In-universe information
- Full name: Richard J. Cunningham
- Occupation: Student, reporter, soldier, screenwriter
- Family: Howard Cunningham (father); Marion Cunningham (mother); Chuck Cunningham (brother); Joanie Cunningham (sister);
- Spouse: Lori Beth Allen
- Children: Richard Cunningham Jr.
- Relatives: Roger Phillips (cousin) Flip Phillips (cousin) K.C. Cunningham

= Richie Cunningham =

Fictional character from Happy Days

Richard J. Cunningham is a fictional character in the 1970s TV sitcom Happy Days, played by Ron Howard. Richie is Howard and Marion Cunningham's son and Joanie Cunningham and Chuck Cunningham's brother. He is friends with Fonzie, Ralph Malph, and Potsie Weber.

Richie was originally the show's lead character. However, he became less prominent as the character of Fonzie (played by Henry Winkler) became more popular. Ron Howard and Winkler continued to share top billing in the show's opening credits.

==Character traits==
Richie Cunningham's personality reflected the quintessential All-American 1950s teenager. With his red hair and freckles, he bore a resemblance to Howdy Doody (as noted in the episode "The Howdy Doody Show"). Occasionally, he got into trouble in schemes designed to attract girls. Richie was portrayed as wholesome and caring rather than malicious.

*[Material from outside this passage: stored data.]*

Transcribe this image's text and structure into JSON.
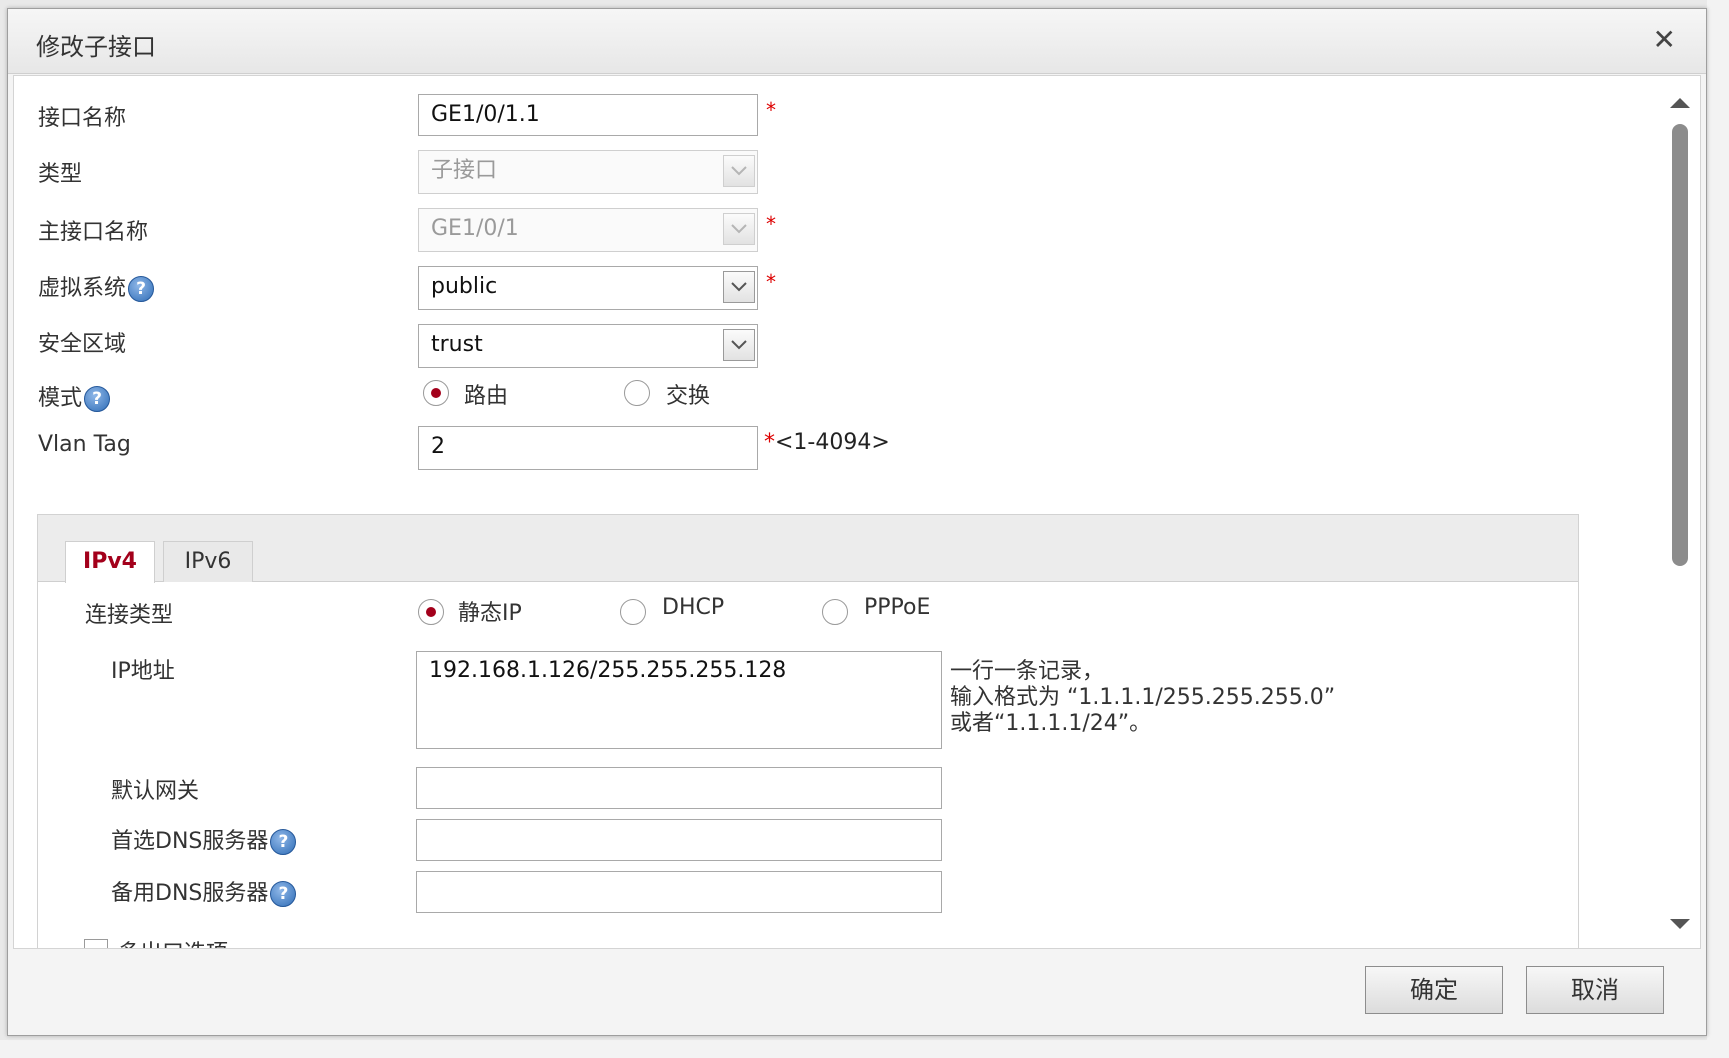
{
  "dialog": {
    "title": "修改子接口",
    "close_label": "✕"
  },
  "form": {
    "interface_name": {
      "label": "接口名称",
      "value": "GE1/0/1.1",
      "required": "*"
    },
    "type": {
      "label": "类型",
      "value": "子接口"
    },
    "parent_interface": {
      "label": "主接口名称",
      "value": "GE1/0/1",
      "required": "*"
    },
    "virtual_system": {
      "label": "虚拟系统",
      "value": "public",
      "required": "*"
    },
    "security_zone": {
      "label": "安全区域",
      "value": "trust"
    },
    "mode": {
      "label": "模式",
      "options": [
        "路由",
        "交换"
      ],
      "selected": "路由"
    },
    "vlan_tag": {
      "label": "Vlan Tag",
      "value": "2",
      "required": "*",
      "range": "<1-4094>"
    },
    "help_glyph": "?"
  },
  "tabs": [
    {
      "label": "IPv4",
      "active": true
    },
    {
      "label": "IPv6",
      "active": false
    }
  ],
  "ipv4": {
    "connection_type": {
      "label": "连接类型",
      "options": [
        "静态IP",
        "DHCP",
        "PPPoE"
      ],
      "selected": "静态IP"
    },
    "ip_address": {
      "label": "IP地址",
      "value": "192.168.1.126/255.255.255.128",
      "hint": [
        "一行一条记录，",
        "输入格式为 “1.1.1.1/255.255.255.0”",
        "或者“1.1.1.1/24”。"
      ]
    },
    "default_gateway": {
      "label": "默认网关",
      "value": ""
    },
    "primary_dns": {
      "label": "首选DNS服务器",
      "value": ""
    },
    "secondary_dns": {
      "label": "备用DNS服务器",
      "value": ""
    },
    "multi_egress": {
      "label": "多出口选项"
    }
  },
  "buttons": {
    "ok": "确定",
    "cancel": "取消"
  },
  "colors": {
    "accent": "#a3001b",
    "required": "#dd0000",
    "help": "#2f6db6"
  }
}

Many of the episodes focused on Richie's attempts to meet women. Despite his demeanor as a clean-cut teenager, he was often depicted scheming to get a date. Examples in the show's plotlines included him buying a new car and joining a local gang. Whenever he was feeling lucky—especially when he spotted a prospective girlfriend—he would sing the Fats Domino line, "I found my thrill... on Blueberry Hill." When he became angry or annoyed, he would call his nemesis "bucko."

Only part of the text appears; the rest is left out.